Perkampungan pun mulai terbangun di Kali Yomoth. Sumber mata air yang memberi kehidupan bagi manusia dan makhluk sekitarnya tersebut dijaga agar terus mengalir. Pada “masa gelap” di Asmat, pendatang yang memasuki sebuah kampung akan dianggap sebagai musuh yang harus diperangi. Begitupun yang terjadi di Kampung Yepem kala itu. Untuk melindungi sumber daya air yang terbatas di wilayah pesisir selatan Papua tersebut, segalanya akan dilakukan, bahkan bila harus mengorbankan nyawa sekalipun.

Sumber air rawa Kali Yomoth kemudian ditetapkan sebagai “tempat keramat” yang tidak boleh diakses oleh orang luar. Konsep “tempat keramat” merupakan mekanisme konservasi tradisional yang dipakai Orang Asmat untuk menjaga kelestarian tempat-tempat tertentu yang dianggap penting. Mereka percaya, orang yang melanggar aturan adat tersebut bisa celaka, sakit bahkan mati. Kearifan tersebut masih bertahan dan dipegang teguh oleh masyarakat Asmat Kampung Yepem sampai sekarang.

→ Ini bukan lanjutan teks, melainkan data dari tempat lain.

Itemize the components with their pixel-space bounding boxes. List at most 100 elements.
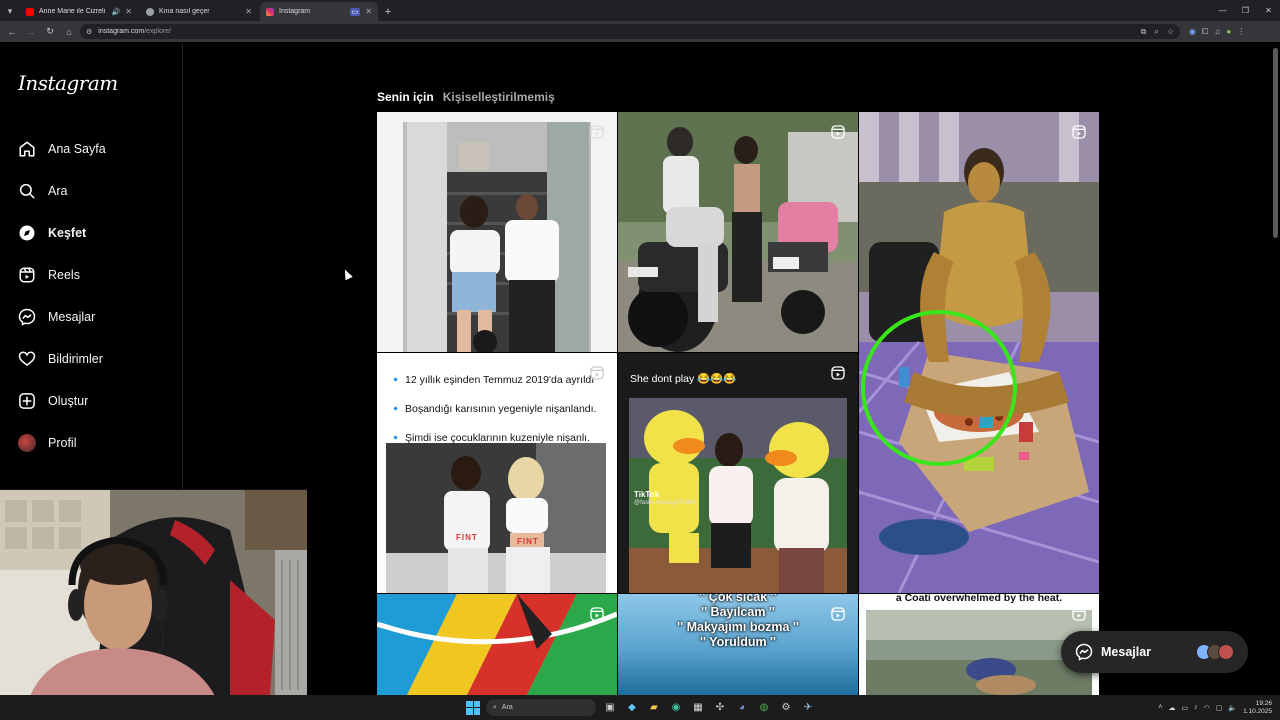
wifi-icon[interactable]: ◠ — [1204, 704, 1210, 712]
sidebar-item-explore[interactable]: Keşfet — [0, 212, 183, 254]
forward-icon[interactable]: → — [23, 24, 39, 40]
close-tab-icon[interactable]: ✕ — [245, 7, 252, 16]
explore-post-escalator[interactable] — [377, 112, 617, 352]
tab-share-icon[interactable]: ▭ — [349, 7, 361, 16]
explore-post-motorcycle[interactable] — [618, 112, 858, 352]
mic-icon[interactable]: ♪ — [1194, 704, 1198, 711]
tab-for-you[interactable]: Senin için — [377, 90, 434, 104]
address-bar[interactable]: ⚙ instagram.com/explore/ ⧉ ⌕ ☆ — [80, 24, 1180, 39]
sidebar-item-label: Reels — [48, 268, 80, 282]
media-control-icon[interactable]: ♫ — [1214, 27, 1220, 37]
sidebar-item-label: Mesajlar — [48, 310, 96, 324]
zoom-icon[interactable]: ⌕ — [1154, 27, 1158, 37]
extensions-puzzle-icon[interactable]: ⧠ — [1202, 27, 1208, 37]
explore-grid: 🔹 12 yıllık eşinden Temmuz 2019'da ayrıl… — [377, 112, 1099, 695]
explore-tabs: Senin için Kişiselleştirilmemiş — [377, 90, 555, 104]
caption-line: '' Çok sıcak '' — [699, 594, 777, 604]
store-icon[interactable]: ▦ — [690, 700, 706, 716]
explore-post-mascots[interactable]: She dont play 😂😂😂 TikTok @fashionnancy07… — [618, 353, 858, 593]
edge-icon[interactable]: ◉ — [668, 700, 684, 716]
app-icon[interactable]: ✣ — [712, 700, 728, 716]
install-app-icon[interactable]: ⧉ — [1141, 27, 1147, 37]
windows-start-icon[interactable] — [466, 700, 480, 715]
sidebar-item-reels[interactable]: Reels — [0, 254, 183, 296]
chrome-menu-icon[interactable]: ⋮ — [1237, 27, 1245, 37]
sidebar-item-create[interactable]: Oluştur — [0, 380, 183, 422]
explore-post-umbrellas[interactable] — [377, 594, 617, 695]
file-explorer-icon[interactable]: ▰ — [646, 700, 662, 716]
mouse-cursor — [341, 267, 353, 281]
extension-icon[interactable]: ◉ — [1189, 27, 1196, 37]
instagram-logo[interactable]: Instagram — [18, 71, 118, 95]
home-icon — [19, 141, 35, 157]
extensions-area: ◉ ⧠ ♫ ● ⋮ — [1189, 27, 1245, 37]
sidebar-item-notifications[interactable]: Bildirimler — [0, 338, 183, 380]
chrome-icon[interactable]: ◍ — [756, 700, 772, 716]
tab-not-personalized[interactable]: Kişiselleştirilmemiş — [443, 90, 555, 104]
home-page-icon[interactable]: ⌂ — [61, 24, 77, 40]
new-tab-button[interactable]: + — [378, 2, 398, 21]
browser-tab-youtube[interactable]: Anne Marie ile Cizreli Meh 🔊 ✕ — [20, 2, 138, 21]
sidebar-item-label: Profil — [48, 436, 77, 450]
speaker-icon[interactable]: 🔊 — [112, 8, 121, 16]
taskbar-clock[interactable]: 19:26 1.10.2025 — [1243, 700, 1272, 716]
post-image — [859, 112, 1099, 593]
globe-favicon-icon — [146, 7, 154, 16]
youtube-favicon-icon — [26, 7, 34, 16]
display-icon[interactable]: ▢ — [1216, 704, 1223, 712]
close-tab-icon[interactable]: ✕ — [365, 7, 372, 16]
close-window-icon[interactable]: ✕ — [1257, 0, 1280, 21]
browser-tab-instagram[interactable]: Instagram ▭ ✕ — [260, 2, 378, 21]
task-view-icon[interactable]: ▣ — [602, 700, 618, 716]
speaker-icon[interactable]: 🔈 — [1228, 704, 1237, 712]
messenger-icon — [1075, 643, 1093, 661]
taskbar-apps: ⌕ Ara ▣ ◆ ▰ ◉ ▦ ✣ ◕ ◍ ⚙ ✈ — [466, 699, 816, 716]
browser-tab-search[interactable]: Kına nasıl geçer ✕ — [140, 2, 258, 21]
shirt-text: FINT — [517, 537, 539, 546]
sidebar-item-search[interactable]: Ara — [0, 170, 183, 212]
tab-search-icon[interactable]: ▾ — [0, 1, 20, 21]
sidebar-item-home[interactable]: Ana Sayfa — [0, 128, 183, 170]
sidebar-item-messages[interactable]: Mesajlar — [0, 296, 183, 338]
explore-post-couple-text[interactable]: 🔹 12 yıllık eşinden Temmuz 2019'da ayrıl… — [377, 353, 617, 593]
clock-date: 1.10.2025 — [1243, 707, 1272, 715]
close-tab-icon[interactable]: ✕ — [125, 7, 132, 16]
bookmark-star-icon[interactable]: ☆ — [1167, 27, 1174, 37]
steam-icon[interactable]: ✈ — [800, 700, 816, 716]
network-icon[interactable]: ▭ — [1182, 704, 1189, 712]
explore-post-makeup-text[interactable]: '' Çok sıcak '' '' Bayılcam '' '' Makyaj… — [618, 594, 858, 695]
messages-floating-button[interactable]: Mesajlar — [1061, 631, 1248, 673]
explore-post-bodybuilder[interactable] — [859, 112, 1099, 593]
profile-icon[interactable]: ● — [1226, 27, 1231, 37]
settings-icon[interactable]: ⚙ — [778, 700, 794, 716]
webcam-overlay — [0, 489, 307, 695]
caption-line: '' Bayılcam '' — [701, 605, 775, 619]
restore-icon[interactable]: ❐ — [1234, 0, 1257, 21]
plus-square-icon — [19, 393, 35, 409]
reload-icon[interactable]: ↻ — [42, 24, 58, 40]
caption-line: '' Makyajımı bozma '' — [677, 620, 799, 634]
windows-taskbar: ⌕ Ara ▣ ◆ ▰ ◉ ▦ ✣ ◕ ◍ ⚙ ✈ ˄ ☁ ▭ ♪ ◠ ▢ 🔈 … — [0, 695, 1280, 720]
caption-line: 🔹 Boşandığı karısının yegeniyle nişanlan… — [389, 403, 597, 415]
reel-icon — [831, 366, 845, 380]
tab-title: Kına nasıl geçer — [159, 8, 210, 15]
avatar — [1218, 644, 1234, 660]
back-icon[interactable]: ← — [4, 24, 20, 40]
site-info-icon[interactable]: ⚙ — [86, 28, 92, 36]
reels-icon — [19, 267, 35, 283]
post-image — [618, 112, 858, 352]
sidebar-item-profile[interactable]: Profil — [0, 422, 183, 464]
page-scrollbar[interactable] — [1273, 48, 1278, 238]
search-icon — [19, 183, 35, 199]
cloud-icon[interactable]: ☁ — [1169, 704, 1176, 712]
minimize-icon[interactable]: — — [1211, 0, 1234, 21]
webcam-feed-image — [0, 490, 307, 695]
compass-icon — [19, 225, 35, 241]
post-image — [377, 594, 617, 695]
tray-overflow-icon[interactable]: ˄ — [1158, 704, 1162, 711]
tab-title: Instagram — [279, 8, 311, 15]
discord-icon[interactable]: ◕ — [734, 700, 750, 716]
copilot-icon[interactable]: ◆ — [624, 700, 640, 716]
taskbar-search[interactable]: ⌕ Ara — [486, 699, 596, 716]
reel-icon — [590, 607, 604, 621]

“Masa terang” kemudian datang bersama masuknya misionaris agama dan pemerintah di wilayah Asmat. masyarakat di berbagai kampung mulai terbuka dengan peradaban pendatang. Tradisi perang dan pengayauan mulai ditinggalkan. Kampung Yepem yang terletak cukup dekat dengan Agats yang menjadi pusat pemerintahan Kabupaten Asmat, mendapat manfaat sekaligus tantangan dalam mempertahankan sumber daya alam sekaligus kearifan adatnya.

Sebuah keluarga sedang memancing ikan di Kali Yomoth. Kali Yomoth sebagai sumber air bersih bagi Kota Agats dan Kampung Yepem juga dijadikan sebagai tempat mencari makan bagi masyarakat Asmat.
Kabupaten Asmat yang terletak di pesisir selatan Papua adalah daerah yang rentan terhadap bencana krisis air tawar. sebenarnya wilayah yang merupakan pecahan dari Kabupaten Merauke ini didonimasi oleh lahan gambut yang basah. Namun siklus air pasang laut yang kerap merendam daratan Asmat menjadikan air tanah di daerah ini tidak dapat dikonsumsi. Hanya beberapa kampung yang beruntung dianugerahi sumber mata air tawar, salah satunya Kampung Yepem dengan mata air rawa Kali Yomoth-nya. Sedangkan sebagian besar kawasan Asmat, termasuk Agats sebagai pusat kabupaten, hanya mengandalkan air tadah hujan sebagai sumber air yang dapat dikonsumsi.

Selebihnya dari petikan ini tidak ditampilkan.